The diagram beneath outlines how one can configure a personal and safe surroundings for processing your knowledge as you undertake Databricks Serverless merchandise. As described above, a number of layers of safety can defend all entry to and from this surroundings.
Outline, deploy and monitor your knowledge and AI workloads with industry-leading safety greatest practices
Now that now we have outlined a set of key controls obtainable to you, you in all probability are questioning how one can rapidly operationalize them for your small business. Our Databricks Safety workforce recommends taking a “outline, deploy, and monitor” method utilizing the assets they’ve developed from their expertise working with a whole lot of shoppers.

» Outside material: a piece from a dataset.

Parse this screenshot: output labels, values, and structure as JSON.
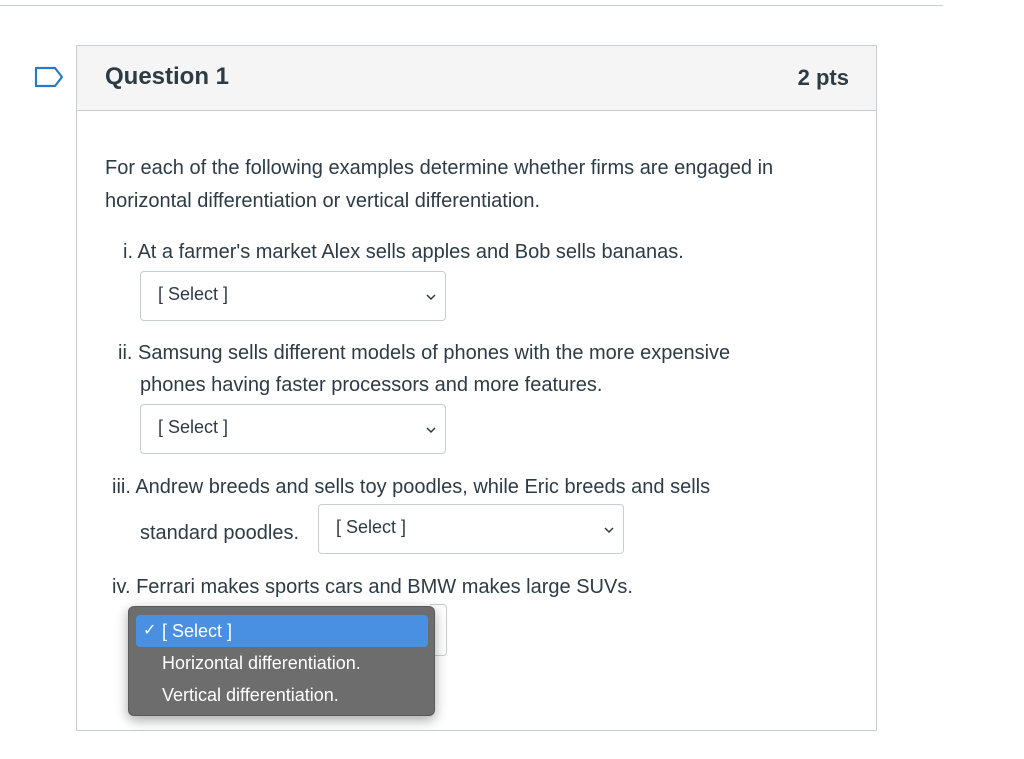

- Outline: It is best to configure your Databricks surroundings by reviewing our greatest practices together with the dangers particular to your group. We have crafted comprehensive best practice guides for Databricks deployments on all three main clouds. These paperwork provide a guidelines of safety practices, risk fashions, and patterns distilled from our enterprise engagements.
- Deploy: Terraform templates make deploying safe Databricks workspaces simple. You’ll be able to programmatically deploy workspaces and the required cloud infrastructure utilizing the official Databricks Terraform supplier. These unified Terraform templates are preconfigured with hardened safety settings just like these utilized by our most security-conscious prospects. View our GitHub to get began on AWS, Azure, and GCP.
- Monitor: The Safety Evaluation Device (SAT) can be utilized to watch adherence to safety greatest practices in Databricks workspaces on an ongoing foundation. We lately upgraded the SAT to streamline setup and improve checks, aligning them with the Databricks AI Safety Framework (DASF) for improved protection of AI safety dangers.
Keep forward in knowledge and AI safety
The Databricks Knowledge Intelligence Platform gives an enterprise-grade defense-in-depth method for safeguarding knowledge and AI belongings. For suggestions on mitigating safety dangers, please consult with our security best practices guides in your chosen cloud(s). For a summarized guidelines of controls associated to unauthorized entry, please consult with this document.
We repeatedly improve our platform based mostly in your suggestions, evolving {industry} requirements, and rising safety threats to raised meet your wants and keep forward of potential dangers. To remain knowledgeable, bookmark our Security and Trust blog, head over to our YouTube channel, and go to the Databricks Security and Trust Center.